В зимней пуховой шапочке, в беленьком полушубке, девятилетняя Вероника поднялась на веранду, рукавичкой начертила на ледяном стекле смешную рожицу. Тут распахнулась дверь, и вся праздничная суета с какофонией звуков и с детскими криками предстала перед ней во всей красе. Девочка не успела опомниться, как её подхватили, втянули в большой хоровод и, не в силах противиться, она тоже пустилась в пляс. Но затем, все же отмахнувшись от назойливых сестер и братьев, она скинула полушубок и шапочку, оставшись в миленьком, подаренном папой свитерочке и юбочке. Тряхнув головой, она распустила волосы по плечам. Оббежав елку, Вероника увидела одноклассницу Катю, замершую немо в восторге перед чем-то. Вероника умерила шаг, и тихонечко подойдя на цыпочках, очень нежно тронула подругу за плечо. Внимание подружки привлекла большая игрушка, заяц-барабанщик.
– У меня точно никогда ни будет такого, – с неподдельной тоской в голосе сказала она. Вероника ни успевает ответить, потому что появляется мама и зовет их к праздничному столу. Веронике же кусок в горло не идет, искоса наблюдая за подружкой, погрустневшей и опечаленной, она подзывает маму и что-то шепчет той на ухо. Та согласно кивает, при этом одобрительно потрепав дочь по плечу. И вот в самый разгар праздничного ужина, заяц-барабанщик победно прошествовал по столу мимо салатниц и тарелок, выбивая четкую дробь, и остановился прямо возле Кати. Ах как загорелись глаза девочки!
– Он мой? – тихо спросила она, и присутствующие, переглянувшись меж собой, согласно закивали.
– Я приму его в пионеры, – смахнув счастливую слезинку, – сказала девочка, – маленький галстук ему мама сошьет…

Опять наши дни

– А где сейчас этот заяц? – спросила Вероника. Катя отставила бокал и кивнула в сторону двери. Та распахнулась, и в комнату прошествовал заяц, пионер и барабанщик, на шее которого горел маленький алый галстук. Выбиваемая им дробь была та же самая, что и двадцать лет назад. Вслед за зайцем в комнату зашел сын Кати…
– Родные вы мои, – тихо сказала Вероника. – Ты помнишь эти дни в студии твоего отца? – спросила Катя.
– Ещё бы не помнить! – воскликнула Вероника.

В доме Вероники. Вероника и Катя, 15 лет, 1985 год

Раннее-раннее утро. Катюша стоит у окна в ещё не прояснившемся свете первого луча. Стол её подруги Вероники завален учебниками, поверх них ещё лежит открытый портфель. Из другой комнаты появляется Вероника, ещё полусонная, подходит к Катюше, кладет руку ей на плечо, вместе они наблюдают как встает рассвет за окном. Подружки сидят на подоконнике, поджав под себя ноги, и неспешно беседуют, а за окном тем временем рождается новый день.
Проходит час, подружки уже в школьных платьях сидят за столом, завтракают, пьют чай.
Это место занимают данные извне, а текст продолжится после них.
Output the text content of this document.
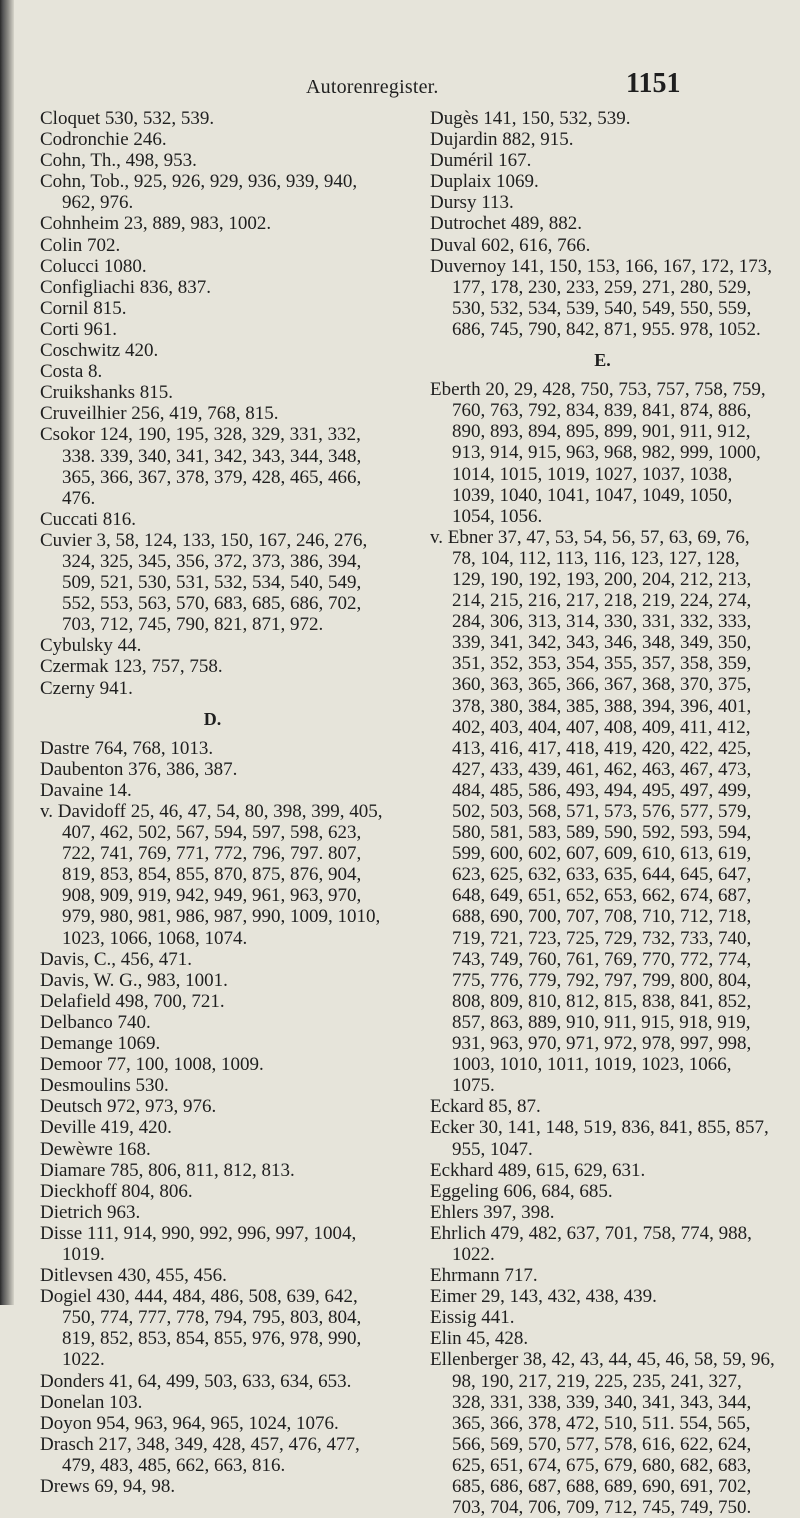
Autorenregister.	1151
Cloquet 530, 532, 539.
Codronchie 246.
Cohn, Th., 498, 953.
Cohn, Tob., 925, 926, 929, 936, 939, 940, 962, 976.
Cohnheim 23, 889, 983, 1002.
Colin 702.
Colucci 1080.
Configliachi 836, 837.
Cornil 815.
Corti 961.
Coschwitz 420.
Costa 8.
Cruikshanks 815.
Cruveilhier 256, 419, 768, 815.
Csokor 124, 190, 195, 328, 329, 331, 332, 338. 339, 340, 341, 342, 343, 344, 348, 365, 366, 367, 378, 379, 428, 465, 466, 476.
Cuccati 816.
Cuvier 3, 58, 124, 133, 150, 167, 246, 276, 324, 325, 345, 356, 372, 373, 386, 394, 509, 521, 530, 531, 532, 534, 540, 549, 552, 553, 563, 570, 683, 685, 686, 702, 703, 712, 745, 790, 821, 871, 972.
Cybulsky 44.
Czermak 123, 757, 758.
Czerny 941.
D.
Dastre 764, 768, 1013.
Daubenton 376, 386, 387.
Davaine 14.
v. Davidoff 25, 46, 47, 54, 80, 398, 399, 405, 407, 462, 502, 567, 594, 597, 598, 623, 722, 741, 769, 771, 772, 796, 797. 807, 819, 853, 854, 855, 870, 875, 876, 904, 908, 909, 919, 942, 949, 961, 963, 970, 979, 980, 981, 986, 987, 990, 1009, 1010, 1023, 1066, 1068, 1074.
Davis, C., 456, 471.
Davis, W. G., 983, 1001.
Delafield 498, 700, 721.
Delbanco 740.
Demange 1069.
Demoor 77, 100, 1008, 1009.
Desmoulins 530.
Deutsch 972, 973, 976.
Deville 419, 420.
Dewèwre 168.
Diamare 785, 806, 811, 812, 813.
Dieckhoff 804, 806.
Dietrich 963.
Disse 111, 914, 990, 992, 996, 997, 1004, 1019.
Ditlevsen 430, 455, 456.
Dogiel 430, 444, 484, 486, 508, 639, 642, 750, 774, 777, 778, 794, 795, 803, 804, 819, 852, 853, 854, 855, 976, 978, 990, 1022.
Donders 41, 64, 499, 503, 633, 634, 653.
Donelan 103.
Doyon 954, 963, 964, 965, 1024, 1076.
Drasch 217, 348, 349, 428, 457, 476, 477, 479, 483, 485, 662, 663, 816.
Drews 69, 94, 98.
Dugès 141, 150, 532, 539.
Dujardin 882, 915.
Duméril 167.
Duplaix 1069.
Dursy 113.
Dutrochet 489, 882.
Duval 602, 616, 766.
Duvernoy 141, 150, 153, 166, 167, 172, 173, 177, 178, 230, 233, 259, 271, 280, 529, 530, 532, 534, 539, 540, 549, 550, 559, 686, 745, 790, 842, 871, 955. 978, 1052.
E.
Eberth 20, 29, 428, 750, 753, 757, 758, 759, 760, 763, 792, 834, 839, 841, 874, 886, 890, 893, 894, 895, 899, 901, 911, 912, 913, 914, 915, 963, 968, 982, 999, 1000, 1014, 1015, 1019, 1027, 1037, 1038, 1039, 1040, 1041, 1047, 1049, 1050, 1054, 1056.
v. Ebner 37, 47, 53, 54, 56, 57, 63, 69, 76, 78, 104, 112, 113, 116, 123, 127, 128, 129, 190, 192, 193, 200, 204, 212, 213, 214, 215, 216, 217, 218, 219, 224, 274, 284, 306, 313, 314, 330, 331, 332, 333, 339, 341, 342, 343, 346, 348, 349, 350, 351, 352, 353, 354, 355, 357, 358, 359, 360, 363, 365, 366, 367, 368, 370, 375, 378, 380, 384, 385, 388, 394, 396, 401, 402, 403, 404, 407, 408, 409, 411, 412, 413, 416, 417, 418, 419, 420, 422, 425, 427, 433, 439, 461, 462, 463, 467, 473, 484, 485, 586, 493, 494, 495, 497, 499, 502, 503, 568, 571, 573, 576, 577, 579, 580, 581, 583, 589, 590, 592, 593, 594, 599, 600, 602, 607, 609, 610, 613, 619, 623, 625, 632, 633, 635, 644, 645, 647, 648, 649, 651, 652, 653, 662, 674, 687, 688, 690, 700, 707, 708, 710, 712, 718, 719, 721, 723, 725, 729, 732, 733, 740, 743, 749, 760, 761, 769, 770, 772, 774, 775, 776, 779, 792, 797, 799, 800, 804, 808, 809, 810, 812, 815, 838, 841, 852, 857, 863, 889, 910, 911, 915, 918, 919, 931, 963, 970, 971, 972, 978, 997, 998, 1003, 1010, 1011, 1019, 1023, 1066, 1075.
Eckard 85, 87.
Ecker 30, 141, 148, 519, 836, 841, 855, 857, 955, 1047.
Eckhard 489, 615, 629, 631.
Eggeling 606, 684, 685.
Ehlers 397, 398.
Ehrlich 479, 482, 637, 701, 758, 774, 988, 1022.
Ehrmann 717.
Eimer 29, 143, 432, 438, 439.
Eissig 441.
Elin 45, 428.
Ellenberger 38, 42, 43, 44, 45, 46, 58, 59, 96, 98, 190, 217, 219, 225, 235, 241, 327, 328, 331, 338, 339, 340, 341, 343, 344, 365, 366, 378, 472, 510, 511. 554, 565, 566, 569, 570, 577, 578, 616, 622, 624, 625, 651, 674, 675, 679, 680, 682, 683, 685, 686, 687, 688, 689, 690, 691, 702, 703, 704, 706, 709, 712, 745, 749, 750.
Тут же хлопочет мама Вероники, такая же юная и совсем молодая, пытается дать девочкам кое-какие советы.
Вероника в ответ смеется и отмахивается от попыток мамы сунуть ей в портфель бутерброд. Не хочет того же и Катя. Возмущенная мама пытается пожаловаться отцу, который, сидя в кресле, отгородился от всего мира газетой, но тот отмахивается от нее.
Вероника теребит подругу, чтобы быстрее уйти в школу.
Девочки выходят из подъезда, совсем недалеко от их дома простерся старый, заросший до основания диким кустарником парк, пользующийся дурной репутацией. Девочкам через него идти в школу ближе, но они предпочитают другой путь. Мама с немалой тревогой в глазах наблюдает за девочками из распахнутого окна.

Школьный двор, старый парк

После уроков подруги любили приходить на задний, закрытый от всех посторонних глаз, двор школы и читать. Притом Катя любила садиться на старый потертый чемодан, который отдал им сторож, а Вероника усаживалась под деревом. Здесь девочки чувствовали себя посвободнее, чем в официозно строгой обстановке школы, на заднем дворе царила тишина, даже мальчишки не приходили сюда курить. Строго застегнутые по уставу школы, здесь они чувствовали себя свободнее, ворот школьного платья что у Вероники, что у Кати расстегивался до передника. Это как бы был их своеобразный протест против строгости школы с её бесконечными пунктами, уставами, и дресс-кодами.
Впрочем, застегнутыми и правильными девочки если и были, то, верно, только в стенах школы, вне школы примерным поведением они ничуть ни отличались, отнюдь. Почитав и насладившись тишиной, подруги, забрав портфели, шли домой через старый, заросший парк, по пути обсуждая прошедший школьный день. Их путь пролегал через полузаросшие тропинки, сквозь сумрак разросшихся крон деревьев, мимо забытых, скрытых густым кустарником лестниц, неизвестно кем и зачем построенных здесь. Иногда девочки останавливались отдохнуть на этих лестничках и, как правило, Катя, преисполненная нежности к подруге, клала голову ей на колени, будто предчувствуя какую-то разлуку или беду. А иногда девочки, пользуясь тем, что их не видят и не настигнут здесь, играли в карты, позаимствованные у родителей.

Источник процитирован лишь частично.